Levene’s test is significant for our three-level gender variable. We are ignoring this and continuing with the analysis anyway, but in the real world this is something we would have to correct for.
aov_model <- aov_ez(data = d,
id = "row_id",
between = c("gender"),
dv = "moa_maturity",
anova_table = list(es = "pes"))
## Contrasts set to contr.sum for the following variables: gender
Effect size cutoffs from Cohen (1988):
nice(aov_model)
## Anova Table (Type 3 tests)
##
## Response: moa_maturity
## Effect df MSE F pes p.value
## 1 gender 2, 3130 0.19 8.47 *** .005 <.001
## ---
## Signif. codes: 0 '***' 0.001 '**' 0.01 '*' 0.05 '+' 0.1 ' ' 1
afex_plot(aov_model, x = "gender")
Only run posthocs if the test is significant! E.g., only run the posthoc tests on gender if there is a main effect for gender.
emmeans(aov_model, specs="gender", adjust="tukey")
## Note: adjust = "tukey" was changed to "sidak"
## because "tukey" is only appropriate for one set of pairwise comparisons
## gender emmean SE df lower.CL upper.CL
## f 3.610 0.008977 3130 3.589 3.632
## m 3.542 0.015399 3130 3.506 3.579
## nb 3.500 0.058564 3130 3.360 3.640
##
## Confidence level used: 0.95
## Conf-level adjustment: sidak method for 3 estimates
pairs(emmeans(aov_model, specs="gender", adjust="tukey"))

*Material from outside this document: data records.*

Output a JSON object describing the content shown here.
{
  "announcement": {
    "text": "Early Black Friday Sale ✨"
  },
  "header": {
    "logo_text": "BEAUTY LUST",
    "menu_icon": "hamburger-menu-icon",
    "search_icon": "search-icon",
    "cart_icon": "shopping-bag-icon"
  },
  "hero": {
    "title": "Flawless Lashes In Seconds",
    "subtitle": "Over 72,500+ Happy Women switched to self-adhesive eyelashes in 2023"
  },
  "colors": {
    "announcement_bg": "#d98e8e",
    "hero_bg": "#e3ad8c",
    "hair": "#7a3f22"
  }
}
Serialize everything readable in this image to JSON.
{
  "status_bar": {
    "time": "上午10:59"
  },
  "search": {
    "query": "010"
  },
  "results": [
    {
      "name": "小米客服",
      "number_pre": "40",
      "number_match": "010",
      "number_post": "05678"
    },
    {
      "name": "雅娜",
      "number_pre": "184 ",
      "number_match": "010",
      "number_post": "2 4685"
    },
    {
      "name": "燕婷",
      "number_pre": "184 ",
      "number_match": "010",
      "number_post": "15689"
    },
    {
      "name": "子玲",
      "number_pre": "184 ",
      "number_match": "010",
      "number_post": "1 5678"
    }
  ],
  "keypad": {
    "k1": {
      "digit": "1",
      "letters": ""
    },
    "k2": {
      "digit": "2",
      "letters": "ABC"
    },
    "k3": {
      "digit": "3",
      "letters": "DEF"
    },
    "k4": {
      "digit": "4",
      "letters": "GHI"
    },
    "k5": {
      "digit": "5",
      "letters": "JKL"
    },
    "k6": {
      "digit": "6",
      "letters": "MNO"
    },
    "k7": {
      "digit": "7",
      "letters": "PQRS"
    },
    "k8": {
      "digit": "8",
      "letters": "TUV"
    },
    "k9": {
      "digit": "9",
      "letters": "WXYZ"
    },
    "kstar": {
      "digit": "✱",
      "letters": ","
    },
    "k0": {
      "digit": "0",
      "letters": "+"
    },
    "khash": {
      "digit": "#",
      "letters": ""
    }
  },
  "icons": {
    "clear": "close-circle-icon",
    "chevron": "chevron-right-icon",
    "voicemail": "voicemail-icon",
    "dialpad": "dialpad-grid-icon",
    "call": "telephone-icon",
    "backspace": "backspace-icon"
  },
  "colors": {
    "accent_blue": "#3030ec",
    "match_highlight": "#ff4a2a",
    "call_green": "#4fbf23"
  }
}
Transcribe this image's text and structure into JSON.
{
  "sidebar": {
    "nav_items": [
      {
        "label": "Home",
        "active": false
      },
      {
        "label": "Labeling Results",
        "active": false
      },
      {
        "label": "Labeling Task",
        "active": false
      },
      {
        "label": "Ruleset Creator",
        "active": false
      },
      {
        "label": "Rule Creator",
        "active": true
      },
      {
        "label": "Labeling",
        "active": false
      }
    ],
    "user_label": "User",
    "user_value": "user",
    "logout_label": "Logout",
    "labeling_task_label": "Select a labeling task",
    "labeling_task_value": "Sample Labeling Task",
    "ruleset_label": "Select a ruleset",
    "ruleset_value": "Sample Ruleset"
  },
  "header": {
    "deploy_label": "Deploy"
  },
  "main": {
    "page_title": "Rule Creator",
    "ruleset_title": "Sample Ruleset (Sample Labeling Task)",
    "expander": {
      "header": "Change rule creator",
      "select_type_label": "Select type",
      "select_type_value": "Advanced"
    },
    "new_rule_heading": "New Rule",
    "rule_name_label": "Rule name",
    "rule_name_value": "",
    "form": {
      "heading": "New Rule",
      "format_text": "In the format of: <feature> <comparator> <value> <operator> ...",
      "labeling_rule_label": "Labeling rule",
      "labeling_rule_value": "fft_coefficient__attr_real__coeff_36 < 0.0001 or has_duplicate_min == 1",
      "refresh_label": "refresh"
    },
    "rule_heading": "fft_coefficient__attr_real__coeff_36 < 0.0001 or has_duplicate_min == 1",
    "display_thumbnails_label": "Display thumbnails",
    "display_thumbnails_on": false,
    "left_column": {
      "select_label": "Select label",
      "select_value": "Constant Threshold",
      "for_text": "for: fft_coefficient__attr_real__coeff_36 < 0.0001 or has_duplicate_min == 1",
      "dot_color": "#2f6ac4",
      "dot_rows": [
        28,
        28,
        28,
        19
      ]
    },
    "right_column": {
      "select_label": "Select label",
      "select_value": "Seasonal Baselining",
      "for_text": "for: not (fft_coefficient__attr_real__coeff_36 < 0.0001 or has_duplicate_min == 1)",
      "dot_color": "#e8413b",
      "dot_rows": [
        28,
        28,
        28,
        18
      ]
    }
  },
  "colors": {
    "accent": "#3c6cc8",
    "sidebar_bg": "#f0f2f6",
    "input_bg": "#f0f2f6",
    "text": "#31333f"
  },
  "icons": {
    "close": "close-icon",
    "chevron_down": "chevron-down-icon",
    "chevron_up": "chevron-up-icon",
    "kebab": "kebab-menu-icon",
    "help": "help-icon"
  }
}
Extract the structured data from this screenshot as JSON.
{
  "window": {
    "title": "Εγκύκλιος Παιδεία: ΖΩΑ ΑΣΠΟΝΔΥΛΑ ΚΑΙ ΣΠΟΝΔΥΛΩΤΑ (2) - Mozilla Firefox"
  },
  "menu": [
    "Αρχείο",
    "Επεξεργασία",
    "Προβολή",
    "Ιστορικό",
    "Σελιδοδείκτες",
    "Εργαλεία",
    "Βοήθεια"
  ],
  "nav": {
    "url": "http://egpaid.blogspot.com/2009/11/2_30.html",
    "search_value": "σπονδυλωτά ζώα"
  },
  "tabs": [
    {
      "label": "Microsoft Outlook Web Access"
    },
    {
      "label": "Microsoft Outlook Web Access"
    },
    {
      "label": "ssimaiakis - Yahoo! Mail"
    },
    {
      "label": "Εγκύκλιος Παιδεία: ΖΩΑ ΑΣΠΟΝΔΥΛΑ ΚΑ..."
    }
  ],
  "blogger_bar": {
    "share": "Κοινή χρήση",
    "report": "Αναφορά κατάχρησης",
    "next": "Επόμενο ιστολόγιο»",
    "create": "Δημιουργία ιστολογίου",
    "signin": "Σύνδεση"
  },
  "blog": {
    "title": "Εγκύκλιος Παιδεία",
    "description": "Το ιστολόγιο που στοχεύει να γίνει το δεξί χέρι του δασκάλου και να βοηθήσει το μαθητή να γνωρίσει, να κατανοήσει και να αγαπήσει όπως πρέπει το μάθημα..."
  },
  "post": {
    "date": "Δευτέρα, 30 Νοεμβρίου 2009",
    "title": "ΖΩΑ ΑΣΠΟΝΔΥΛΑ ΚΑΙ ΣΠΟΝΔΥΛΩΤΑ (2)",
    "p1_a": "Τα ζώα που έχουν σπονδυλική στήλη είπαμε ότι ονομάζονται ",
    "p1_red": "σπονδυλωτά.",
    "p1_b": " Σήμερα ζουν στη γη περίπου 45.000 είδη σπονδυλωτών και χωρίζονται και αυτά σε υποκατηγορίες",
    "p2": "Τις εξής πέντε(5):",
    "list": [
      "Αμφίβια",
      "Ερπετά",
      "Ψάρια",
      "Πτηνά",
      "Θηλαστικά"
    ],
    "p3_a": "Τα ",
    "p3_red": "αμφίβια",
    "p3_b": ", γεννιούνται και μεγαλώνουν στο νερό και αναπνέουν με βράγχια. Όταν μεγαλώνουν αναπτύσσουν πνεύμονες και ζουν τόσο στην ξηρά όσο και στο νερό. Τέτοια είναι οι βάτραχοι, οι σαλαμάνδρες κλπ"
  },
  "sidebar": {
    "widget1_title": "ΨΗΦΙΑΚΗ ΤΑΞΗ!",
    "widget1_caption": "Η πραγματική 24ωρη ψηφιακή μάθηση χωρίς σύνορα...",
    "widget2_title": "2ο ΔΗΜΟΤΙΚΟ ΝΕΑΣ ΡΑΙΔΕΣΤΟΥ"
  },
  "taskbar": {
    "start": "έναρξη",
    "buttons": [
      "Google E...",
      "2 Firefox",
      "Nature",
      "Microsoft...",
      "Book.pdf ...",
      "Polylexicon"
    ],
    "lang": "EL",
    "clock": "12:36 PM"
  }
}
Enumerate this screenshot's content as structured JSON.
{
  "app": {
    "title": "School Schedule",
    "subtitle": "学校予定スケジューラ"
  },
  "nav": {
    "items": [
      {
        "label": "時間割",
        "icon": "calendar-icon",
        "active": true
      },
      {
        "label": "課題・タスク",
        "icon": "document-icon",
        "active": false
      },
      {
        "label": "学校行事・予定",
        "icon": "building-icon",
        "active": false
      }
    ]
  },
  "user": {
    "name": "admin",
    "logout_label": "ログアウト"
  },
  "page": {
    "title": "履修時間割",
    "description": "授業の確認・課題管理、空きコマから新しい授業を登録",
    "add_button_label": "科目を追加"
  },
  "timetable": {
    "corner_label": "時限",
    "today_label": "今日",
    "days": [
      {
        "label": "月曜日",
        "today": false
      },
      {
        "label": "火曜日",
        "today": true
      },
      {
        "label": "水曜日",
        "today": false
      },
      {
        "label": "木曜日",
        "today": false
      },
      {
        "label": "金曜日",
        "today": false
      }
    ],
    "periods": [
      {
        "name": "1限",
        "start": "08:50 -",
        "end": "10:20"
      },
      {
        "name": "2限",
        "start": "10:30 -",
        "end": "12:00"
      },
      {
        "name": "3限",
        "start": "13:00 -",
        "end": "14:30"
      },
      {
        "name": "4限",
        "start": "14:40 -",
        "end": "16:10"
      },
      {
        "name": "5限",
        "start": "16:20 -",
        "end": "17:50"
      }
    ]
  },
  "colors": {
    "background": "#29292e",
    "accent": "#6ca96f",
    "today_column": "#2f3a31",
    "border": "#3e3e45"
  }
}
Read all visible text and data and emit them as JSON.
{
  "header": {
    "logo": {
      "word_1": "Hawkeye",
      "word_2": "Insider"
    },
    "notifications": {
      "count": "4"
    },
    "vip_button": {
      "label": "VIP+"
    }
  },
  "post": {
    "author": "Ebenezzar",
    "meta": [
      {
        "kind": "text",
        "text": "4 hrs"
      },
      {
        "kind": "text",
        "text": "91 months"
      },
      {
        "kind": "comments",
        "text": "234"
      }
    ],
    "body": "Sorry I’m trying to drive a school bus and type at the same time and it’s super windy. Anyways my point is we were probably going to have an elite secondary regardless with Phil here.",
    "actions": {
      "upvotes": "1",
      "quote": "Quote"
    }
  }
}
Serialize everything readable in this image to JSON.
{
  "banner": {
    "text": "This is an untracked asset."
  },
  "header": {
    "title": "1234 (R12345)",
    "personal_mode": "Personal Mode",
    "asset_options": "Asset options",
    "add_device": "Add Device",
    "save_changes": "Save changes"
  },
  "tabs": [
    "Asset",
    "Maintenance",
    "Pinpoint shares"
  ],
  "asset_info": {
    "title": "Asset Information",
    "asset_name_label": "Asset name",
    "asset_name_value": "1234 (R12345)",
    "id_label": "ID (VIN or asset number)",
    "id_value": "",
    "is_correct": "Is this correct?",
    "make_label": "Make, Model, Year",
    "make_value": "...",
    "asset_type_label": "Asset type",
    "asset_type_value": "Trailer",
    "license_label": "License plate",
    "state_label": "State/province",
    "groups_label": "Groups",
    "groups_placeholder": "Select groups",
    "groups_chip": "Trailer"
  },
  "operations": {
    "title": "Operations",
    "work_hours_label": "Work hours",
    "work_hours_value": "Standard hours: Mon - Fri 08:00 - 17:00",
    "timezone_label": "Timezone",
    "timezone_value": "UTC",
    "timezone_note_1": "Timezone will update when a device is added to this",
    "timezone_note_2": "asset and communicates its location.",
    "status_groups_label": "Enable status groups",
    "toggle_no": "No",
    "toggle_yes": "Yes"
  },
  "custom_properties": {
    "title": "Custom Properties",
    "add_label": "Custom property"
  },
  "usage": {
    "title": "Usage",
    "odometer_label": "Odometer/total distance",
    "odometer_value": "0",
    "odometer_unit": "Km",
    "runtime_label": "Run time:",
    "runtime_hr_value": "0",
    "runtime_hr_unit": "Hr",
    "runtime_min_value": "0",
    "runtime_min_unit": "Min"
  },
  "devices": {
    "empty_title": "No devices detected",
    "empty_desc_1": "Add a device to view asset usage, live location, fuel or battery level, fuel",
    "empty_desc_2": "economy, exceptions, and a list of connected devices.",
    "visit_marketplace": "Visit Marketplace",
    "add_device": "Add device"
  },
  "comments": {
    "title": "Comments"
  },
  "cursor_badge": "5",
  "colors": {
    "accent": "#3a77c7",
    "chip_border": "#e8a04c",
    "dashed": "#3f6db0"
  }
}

## contrast estimate SE df t.ratio p.value
## f - m 0.0678 0.0178 3130 3.802 0.0004
## f - nb 0.1102 0.0592 3130 1.861 0.1504
## m - nb 0.0425 0.0606 3130 0.701 0.7627
##
## P value adjustment: tukey method for comparing a family of 3 estimates
To test our hypothesis that there would be a significant effect of gender on maturity, we used a one-way ANOVA. Our data was unbalanced, with many more women participating in our survey (n = 2298) than men (n = 781) or non-binary and other gender participants (n = 54). This significantly reduces the power of our test and increases the chances of a Type II error. A significant Levene’s test (p = .024) also indicates that our data violates the assumption of homogeneity of variance. This suggests that there is an increased chance of Type I error. We continued with our analysis for the purpose of this class.
We found a significant effect of gender, F(2,3130) = 8.47, p < .001, ηp2 = .005 (small effect size; Cohen, 1988). Posthoc tests using Sidak’s test revealed that women showed higher maturity than men and non-binary and other gender participants, while men also showed higher amounts of maturity than non-binary and other gender participants (see Figure 1 for a comparison).
References
Cohen J. (1988). Statistical Power Analysis for the Behavioral Sciences. New York, NY: Routledge Academic.